Arts & Aliments est le premier laboratoire de recherche consacré à l’analyse théorique, critique et plastique des relations entre art et aliment et des relations, plus complexes encore, entre alimentation et artistisation. Nous présupposons que ces deux relations ont été maintenues occultées  par la pensée philosophique (pour des raisons métaphysiques et morales) et par l’histoire de l’art maintenant la question de l’aliment exclusivement comme un élément de décor et non comme une question de représentation de l’être et de son rapport à la fourniture et au monde. C’est cette phase d’occultation qui nous intéresse et qui constitue l’enjeu du laboratoire.

TEXTE

Il convient que le premier travail de recherche du laboratoire soit de constituer une archéologie d’une relation probable entre art et aliment en se fondant sur une somme de travaux éparpillés qui abordent la question et en proposent une problématisation historique et critique. Il convient ensuite de faire une archéologie de l’occultation de cette relation pour en décrypter les processus (de cryptage) et en monter les conséquences problématiques pour l’histoire de l’œuvre et de la représentation du rapport de l’être au monde.
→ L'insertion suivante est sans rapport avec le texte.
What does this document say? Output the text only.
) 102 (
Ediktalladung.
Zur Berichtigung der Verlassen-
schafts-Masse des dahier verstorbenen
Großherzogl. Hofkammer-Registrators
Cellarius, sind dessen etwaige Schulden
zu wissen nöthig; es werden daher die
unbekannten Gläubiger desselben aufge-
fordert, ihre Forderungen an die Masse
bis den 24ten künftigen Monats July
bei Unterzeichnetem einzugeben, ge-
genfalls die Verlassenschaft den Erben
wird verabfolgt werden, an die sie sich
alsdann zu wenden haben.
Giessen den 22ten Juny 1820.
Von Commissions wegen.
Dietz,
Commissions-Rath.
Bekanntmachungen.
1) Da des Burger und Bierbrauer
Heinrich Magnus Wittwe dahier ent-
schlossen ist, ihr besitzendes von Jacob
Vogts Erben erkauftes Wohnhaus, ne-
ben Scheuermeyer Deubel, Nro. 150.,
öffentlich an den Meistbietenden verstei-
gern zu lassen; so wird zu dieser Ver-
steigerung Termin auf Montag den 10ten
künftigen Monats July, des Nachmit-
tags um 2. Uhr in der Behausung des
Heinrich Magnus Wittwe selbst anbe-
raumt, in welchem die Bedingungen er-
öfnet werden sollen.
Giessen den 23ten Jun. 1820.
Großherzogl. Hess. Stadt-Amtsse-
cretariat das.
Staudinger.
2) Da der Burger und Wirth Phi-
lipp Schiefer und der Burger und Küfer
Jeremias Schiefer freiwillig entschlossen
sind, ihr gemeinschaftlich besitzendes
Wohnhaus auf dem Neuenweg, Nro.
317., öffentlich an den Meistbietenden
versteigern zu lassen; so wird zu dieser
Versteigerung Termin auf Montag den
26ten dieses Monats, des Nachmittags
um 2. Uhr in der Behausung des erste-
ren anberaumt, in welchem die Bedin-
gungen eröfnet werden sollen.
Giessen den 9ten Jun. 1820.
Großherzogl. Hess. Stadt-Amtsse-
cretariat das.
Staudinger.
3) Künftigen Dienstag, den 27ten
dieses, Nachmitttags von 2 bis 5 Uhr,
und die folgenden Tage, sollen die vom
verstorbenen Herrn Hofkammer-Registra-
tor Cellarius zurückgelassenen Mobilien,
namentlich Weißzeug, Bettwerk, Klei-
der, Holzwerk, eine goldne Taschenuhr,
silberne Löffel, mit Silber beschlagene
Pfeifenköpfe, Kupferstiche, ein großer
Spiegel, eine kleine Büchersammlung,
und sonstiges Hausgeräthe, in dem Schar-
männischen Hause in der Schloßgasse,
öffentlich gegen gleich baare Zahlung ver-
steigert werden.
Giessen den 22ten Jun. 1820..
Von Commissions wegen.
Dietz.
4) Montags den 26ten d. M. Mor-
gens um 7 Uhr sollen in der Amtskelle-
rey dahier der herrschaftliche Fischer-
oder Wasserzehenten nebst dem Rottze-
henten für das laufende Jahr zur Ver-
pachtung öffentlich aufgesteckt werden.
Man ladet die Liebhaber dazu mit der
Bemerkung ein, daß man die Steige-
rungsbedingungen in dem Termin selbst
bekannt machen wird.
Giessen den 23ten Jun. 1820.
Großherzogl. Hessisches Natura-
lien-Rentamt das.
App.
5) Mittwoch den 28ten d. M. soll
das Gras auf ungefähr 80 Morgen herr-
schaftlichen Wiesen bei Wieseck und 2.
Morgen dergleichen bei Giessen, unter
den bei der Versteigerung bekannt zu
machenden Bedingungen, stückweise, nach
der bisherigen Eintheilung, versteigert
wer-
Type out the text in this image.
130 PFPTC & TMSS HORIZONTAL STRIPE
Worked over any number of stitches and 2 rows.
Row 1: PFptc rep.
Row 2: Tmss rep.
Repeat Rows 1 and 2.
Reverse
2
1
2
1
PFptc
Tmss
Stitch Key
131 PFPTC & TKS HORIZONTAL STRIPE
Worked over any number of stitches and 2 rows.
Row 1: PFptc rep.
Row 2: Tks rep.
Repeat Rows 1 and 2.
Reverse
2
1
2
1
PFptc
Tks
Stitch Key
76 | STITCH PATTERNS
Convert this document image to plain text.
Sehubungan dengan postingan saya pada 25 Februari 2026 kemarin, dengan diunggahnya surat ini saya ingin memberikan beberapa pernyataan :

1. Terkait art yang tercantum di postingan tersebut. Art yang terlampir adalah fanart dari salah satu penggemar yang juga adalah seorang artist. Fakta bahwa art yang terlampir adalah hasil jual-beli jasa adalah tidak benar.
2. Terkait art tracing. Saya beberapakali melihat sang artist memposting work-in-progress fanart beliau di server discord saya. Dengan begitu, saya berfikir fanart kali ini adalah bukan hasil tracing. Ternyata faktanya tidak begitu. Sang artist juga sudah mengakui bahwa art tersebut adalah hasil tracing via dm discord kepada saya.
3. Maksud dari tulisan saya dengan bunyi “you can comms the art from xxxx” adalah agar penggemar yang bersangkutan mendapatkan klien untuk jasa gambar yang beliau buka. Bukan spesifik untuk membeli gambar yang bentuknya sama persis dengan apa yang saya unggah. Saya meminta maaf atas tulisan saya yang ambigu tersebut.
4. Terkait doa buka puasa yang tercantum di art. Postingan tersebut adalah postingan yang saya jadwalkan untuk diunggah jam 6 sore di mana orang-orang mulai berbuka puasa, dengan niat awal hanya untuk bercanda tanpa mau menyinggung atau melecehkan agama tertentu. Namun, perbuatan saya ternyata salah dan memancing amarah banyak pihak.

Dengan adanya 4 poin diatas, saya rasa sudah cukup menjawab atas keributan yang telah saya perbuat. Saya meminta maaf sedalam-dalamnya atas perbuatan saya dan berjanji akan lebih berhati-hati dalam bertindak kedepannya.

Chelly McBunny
Quels rapports arts et aliments peuvent-ils entretenir ? Ils saisissent et déterminent une interprétation du vivant et une interprétation des conditions de cette vivabilité. Cela suppose une succession de problèmes complexes : la question de la technique, la question de la séparation de l’artisanat, la question de la performativité et de la séparation des modèles entre ce qui est durable et ce qui ne l’est pas, la question des sphères de représentation et des sphères institutionnelles et, enfin, la question de la non porosité de ce qui est alors nommé « monde » de l’art et « monde » de l’alimentaire ou du gastronomique. Il va alors de soi que se pose  une relecture complète des dispositifs historiques de l’interprétation de l’œuvre et du concept d’art.

À cela il convient de poser un problème plus « archaïque » ou plus ontologique du rapport entre deux concepts que l’histoire de la pensée a séparé de manière radicale : le concept d’aliment et celui d’élément. Il convient  de construire une archéologie d’une hypothèse qui soutient la fondation de ce laboratoire, à savoir que les termes aliment et élément entretiennent une «fondation» commune par la racine archaïque supposée *ale qui indique quelque chose de la fourniture. Fourniture qui maintient les conditions matérielles de la vivabilité pour l’aliment, fourniture qui maintient les conditions conceptuelles de la viabilité pour l’élément. Cette relation se pose comme le point de départ radicale de notre recherche et du laboratoire. Or notre deuxième hypothèse consiste à dire que cette relation a été absolument occultée par la pensée occidentale tant du côté de la philosophie que de l’histoire de l’art. Dès lors notre hypothèse est que la pensée a occulté le concept d’aliment pour préférer ne travailler que celui d’élément. Ainsi le concept d’occultation de l’aliment et de la fourniture de l’aliment est profondément au cœur des dispositions ontologiques, métaphysiques, moraux et esthétiques de l’Occident comme forme de rejet et de transfiguration. Il nous faudra alors analyser avec précision les processus d’occultation de l’aliment dans les processus artistiques et les processus de ses transformations métonymico-symboliques. Dès lors il s’agit de comprendre que cette occultation conduit à une transformation radicale du concept de consommation qui devient lui aussi immatériel et métaphysique. Se produit alors une transformation de la consommation en acquisition matérielle et une transformation de la chrématistique (comme théorie de la fourniture) en une économie (comme gestion de l’acquis).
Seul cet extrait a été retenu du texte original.